On September 12, 2000, the trial court entered a judgment in which it established S.J.’s paternity of N.R.J. (hereinafter “the child”). In that judgment, the trial court also awarded joint legal custody of the child to S.J. (“the father”) and A.L. (“the mother”), awarded the mother primary physical custody, and ordered the father to pay child support; that judgment incorporated an agreement of the parties.

On September 21, 2000, the father moved to modify the September 12, 2000, [830]*830judgment to award him primary physical custody of the child. The father also sought an award of temporary custody of the child pending the hearing on his motion to modify custody.

On October 12, 2000, the trial court entered a pendente lite order that incorporated an agreement reached by the parties. That order provided that the mother and the father would share joint legal custody of the child, but awarded primary physical custody of the child to D.T., the child’s paternal grandmother. The mother and the father were awarded visitation rights

On April 2, 2001, the trial court conducted an ore tenus hearing (hereinafter “the first hearing”) on the father’s petition to modify custody. On April 4, 2001, the trial court entered a “dispositional order” in which it awarded primary physical custody of the child to the mother and awarded the father visitation rights. In a June 7, 2001, order, the trial court stated that it had not intended the April 4, 2001, order to constitute a final custody judgment. The father filed a “post-judgment” motion to alter, amend, or vacate the “judgment,”1 and the paternal grandmother moved to intervene. The trial court granted the paternal grandmother’s motion to intervene, and it scheduled a second hearing.

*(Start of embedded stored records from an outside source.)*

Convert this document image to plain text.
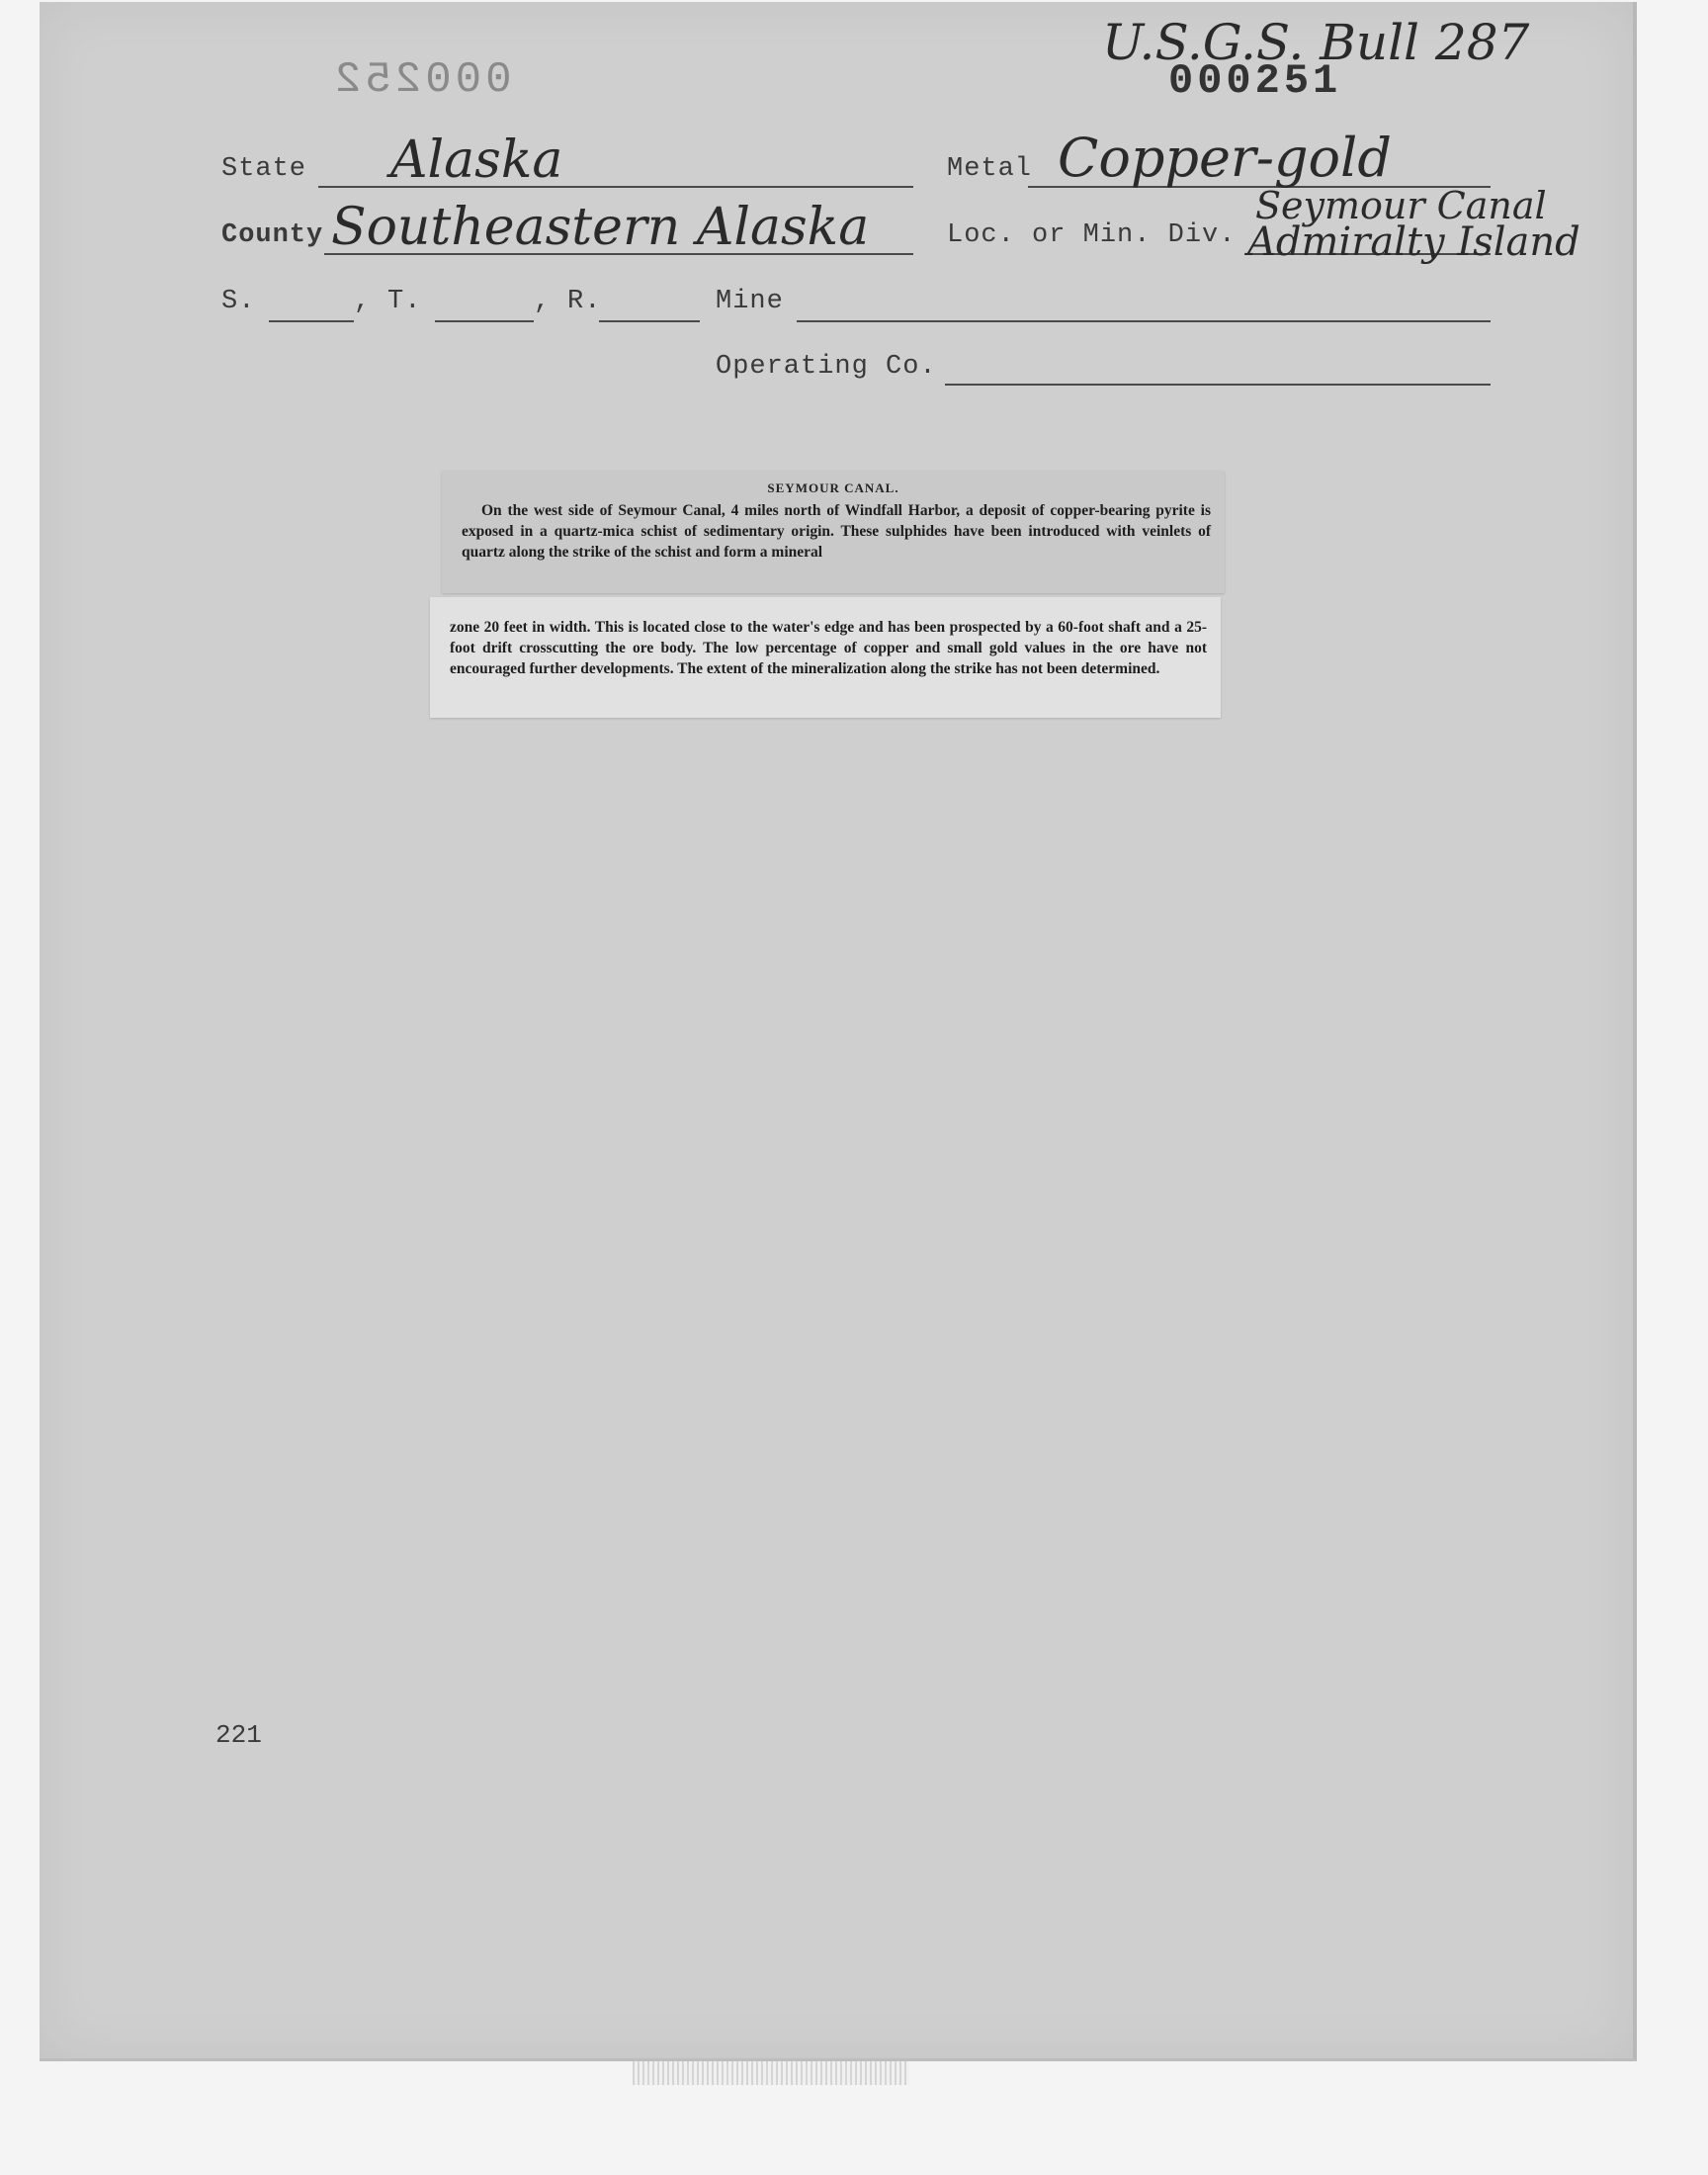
000252
U.S.G.S. Bull 287
000251
State Alaska	Metal Copper-gold
County Southeastern Alaska	Loc. or Min. Div.
Seymour Canal
Admiralty Island
S.	, T.	, R.	Mine
Operating Co.
SEYMOUR CANAL.
On the west side of Seymour Canal, 4 miles north of Windfall Harbor, a deposit of copper-bearing pyrite is exposed in a quartz-mica schist of sedimentary origin. These sulphides have been introduced with veinlets of quartz along the strike of the schist and form a mineral
zone 20 feet in width. This is located close to the water's edge and has been prospected by a 60-foot shaft and a 25-foot drift crosscutting the ore body. The low percentage of copper and small gold values in the ore have not encouraged further developments. The extent of the mineralization along the strike has not been determined.
221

On May 29, 2001, the trial court conducted a second ore tenus hearing (hereinafter “the second hearing”). On June 7, 2001, the trial court entered a judgment in which it awarded the mother and the father joint legal custody of the child, but awarded primary physical custody of the child to the paternal grandmother. The mother filed a postjudgment motion; the trial court denied that motion. Only the mother appealed.

At the time of the child’s birth, the mother was 18 years old and the father was 20 years old. The child was 13 months old at the time of the second hearing.

The record indicates that the mother lived with her parents (hereinafter “the maternal grandparents”) after the child was born and that she and the maternal grandparents had a tumultuous relationship. At some point shortly after the child’s birth, the mother and the maternal grandparents had a fight that resulted in the mother and the child’s moving, for a period, into the paternal grandmother’s home.

Within three weeks of the September 12, 2000, judgment that established the father’s paternity and awarded custody of the child to the mother, the father petitioned for a modification of custody. In his petition for a modification, the father alleged that the mother was living with friends or relatives, that she often left the child in the care the child’s grandparents, and that the mother was unemployed and did not contribute to the child’s support. The trial court appointed Susan Beck and Peggy Shell as court-appointed juvenile advocates (hereinafter collectively referred to as “the CAJAs”). One week after it appointed the CAJAs, the trial court entered its October 12, 2000, order awarding pendente lite custody of the child to the paternal grandmother. At the time the pendente lite custody order was entered, the CAJAs had recommended that physical custody of the child be awarded to the paternal grandmother.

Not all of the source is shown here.